In the final analysis, the arbitrator found that J.P.’s explanations were “contradictory” and “implausible,” particularly when weighed against the “clear and compelling” evidence from co-workers. Specific remarks that J.P. acknowledged — such as references to “paki pizza” — were deemed “derogatory.” The decision also emphasized the workplace’s “very diverse” culture, concluding that J.P.’s racist language, along with his repeated acts of aggression, threatened a safe and respectful environment.
Length of investigation and push for reinstatement
Addressing arguments from the union that the employer’s investigation process took too long, the arbitrator concluded that, while it can be “extremely stressful” for a suspended employee awaiting a disciplinary outcome, the roughly one-month delay before the final decision did not invalidate the process. The arbitrator noted the complexity of harassment allegations, the employer’s due diligence in interviewing multiple witnesses, and the need for senior management approval, especially given the seriousness of potential termination.

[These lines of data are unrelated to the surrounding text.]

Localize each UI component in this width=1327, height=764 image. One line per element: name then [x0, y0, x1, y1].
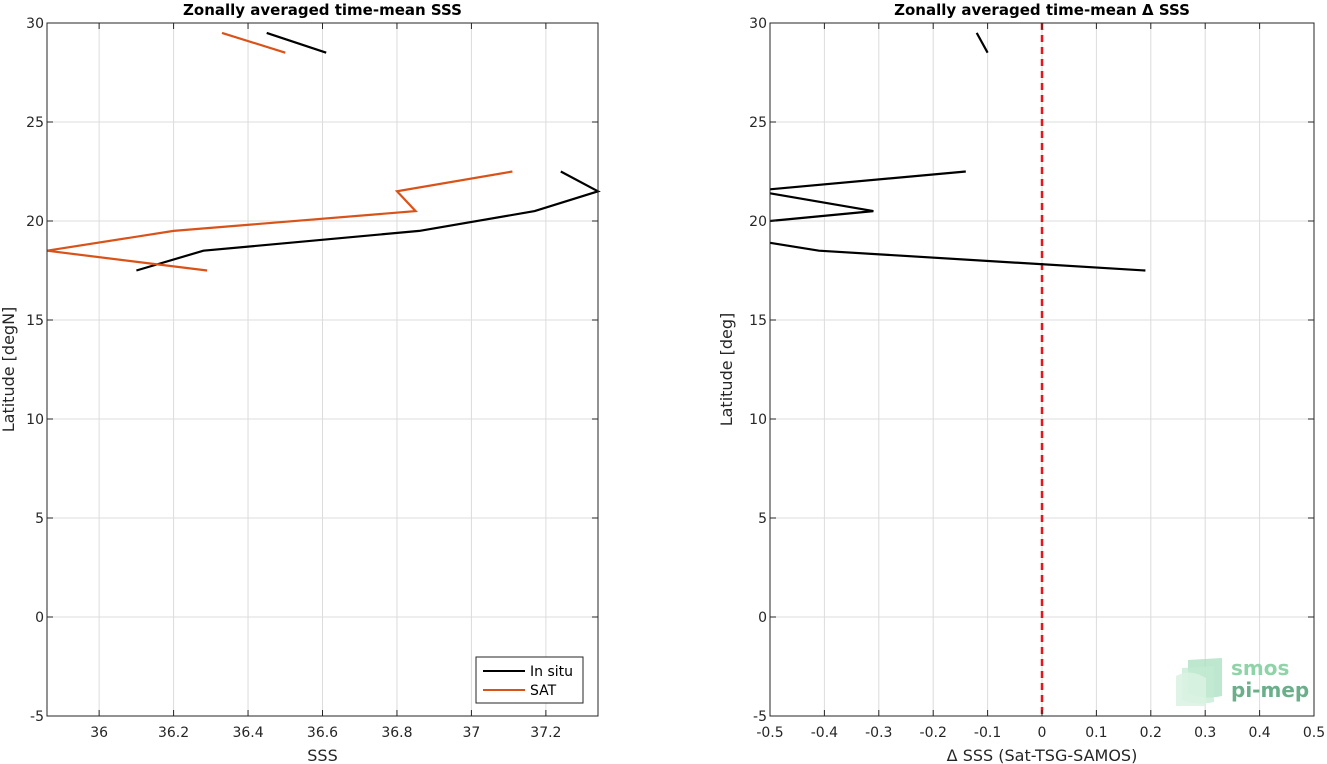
- left-data: [46, 31, 601, 272]
- right-x-axis-label: Δ SSS (Sat-TSG-SAMOS): [947, 746, 1138, 764]
- logo: smos pi-mep: [1176, 656, 1309, 706]
- logo-wave-icon: [1176, 658, 1222, 706]
- left-x-tick-label: 36.6: [307, 725, 338, 741]
- right-y-axis-label: Latitude [deg]: [717, 313, 736, 427]
- left-y-tick-label: 20: [26, 214, 44, 230]
- right-x-tick-label: 0.5: [1303, 725, 1325, 741]
- left-title: Zonally averaged time-mean SSS: [183, 1, 462, 19]
- right-x-tick-label: 0.2: [1140, 725, 1162, 741]
- right-x-tick-label: -0.4: [811, 725, 838, 741]
- right-x-tick-label: 0.3: [1194, 725, 1216, 741]
- legend: In situ SAT: [475, 656, 584, 704]
- right-y-tick-label: 20: [749, 214, 767, 230]
- left-y-tick-label: 25: [26, 115, 44, 131]
- right-title: Zonally averaged time-mean Δ SSS: [894, 1, 1190, 19]
- legend-box: [475, 656, 584, 704]
- left-x-axis-label: SSS: [307, 746, 337, 764]
- right-x-tick-label: 0.4: [1248, 725, 1270, 741]
- left-x-tick-label: 36.2: [158, 725, 189, 741]
- right-y-tick-label: 10: [749, 412, 767, 428]
- right-series-line-delta-sss: [975, 32, 989, 54]
- left-y-tick-label: 10: [26, 412, 44, 428]
- left-y-axis-label: Latitude [degN]: [0, 307, 18, 433]
- right-y-tick-label: 25: [749, 115, 767, 131]
- right-x-tick-label: -0.3: [865, 725, 892, 741]
- left-x-tick-label: 36.8: [381, 725, 412, 741]
- left-x-tick-label: 36: [90, 725, 108, 741]
- left-y-tick-label: 5: [35, 511, 44, 527]
- right-y-tick-label: 30: [749, 16, 767, 32]
- right-y-tick-label: 15: [749, 313, 767, 329]
- right-y-tick-label: 5: [758, 511, 767, 527]
- right-series-line-delta-sss: [769, 192, 874, 223]
- left-series-line-sat: [46, 170, 513, 272]
- left-series-line-in-situ: [266, 31, 327, 54]
- left-x-tick-label: 36.4: [232, 725, 263, 741]
- right-x-tick-label: 0.1: [1085, 725, 1107, 741]
- left-y-tick-label: -5: [30, 709, 44, 725]
- logo-text-pi-mep: pi-mep: [1231, 678, 1309, 702]
- left-x-tick-label: 37: [463, 725, 481, 741]
- right-x-tick-label: -0.2: [920, 725, 947, 741]
- left-y-tick-label: 15: [26, 313, 44, 329]
- right-x-tick-label: 0: [1038, 725, 1047, 741]
- legend-label-in-situ: In situ: [530, 664, 573, 680]
- left-x-tick-label: 37.2: [530, 725, 561, 741]
- right-y-tick-label: -5: [753, 709, 767, 725]
- right-y-tick-label: 0: [758, 610, 767, 626]
- right-data: [769, 23, 1146, 716]
- left-series-line-in-situ: [136, 170, 601, 272]
- left-ticks: 36 36.2 36.4 36.6 36.8 37 37.2 -5 0 5 10 15 20 25 30: [26, 16, 598, 741]
- left-y-tick-label: 30: [26, 16, 44, 32]
- left-y-tick-label: 0: [35, 610, 44, 626]
- legend-label-sat: SAT: [530, 683, 557, 699]
- right-chart: -0.5 -0.4 -0.3 -0.2 -0.1 0 0.1 0.2 0.3 0.4 0.5 -5 0 5…: [717, 1, 1325, 764]
- right-series-line-delta-sss: [769, 241, 1146, 272]
- logo-text-smos: smos: [1231, 656, 1289, 680]
- right-x-tick-label: -0.5: [756, 725, 783, 741]
- right-series-line-delta-sss: [769, 170, 966, 191]
- left-chart: 36 36.2 36.4 36.6 36.8 37 37.2 -5 0 5 10 15 20 25 30 Z…: [0, 1, 601, 764]
- right-x-tick-label: -0.1: [974, 725, 1001, 741]
- right-ticks: -0.5 -0.4 -0.3 -0.2 -0.1 0 0.1 0.2 0.3 0.4 0.5 -5 0 5…: [749, 16, 1325, 741]
- left-series-line-sat: [221, 31, 286, 54]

Turning to the broader issue of remedy, the union had pushed for J.P.’s reinstatement, arguing that termination was excessive even if the allegations were proven. The arbitrator disagreed, citing the cumulative misconduct, J.P.’s lack of remorse, and his breach of the Policy just days after completing annual training. In a key section of the decision, the arbitrator noted that threats—whether intended or not—undermine workplace safety and run counter to occupational health and safety standards in Canadian workplaces.
The arbitrator affirmed that each of the substantiated incidents, viewed collectively, was “heinous and unacceptable,” concluding: “Termination is the only appropriate measure.” J.P.’s further claims of widespread “shop talk” and jealousy did not sway the outcome. The arbitrator dismissed all three grievances, including one that alleged an unreasonable delay, and upheld the employer’s decision to terminate J.P.’s employment for cause.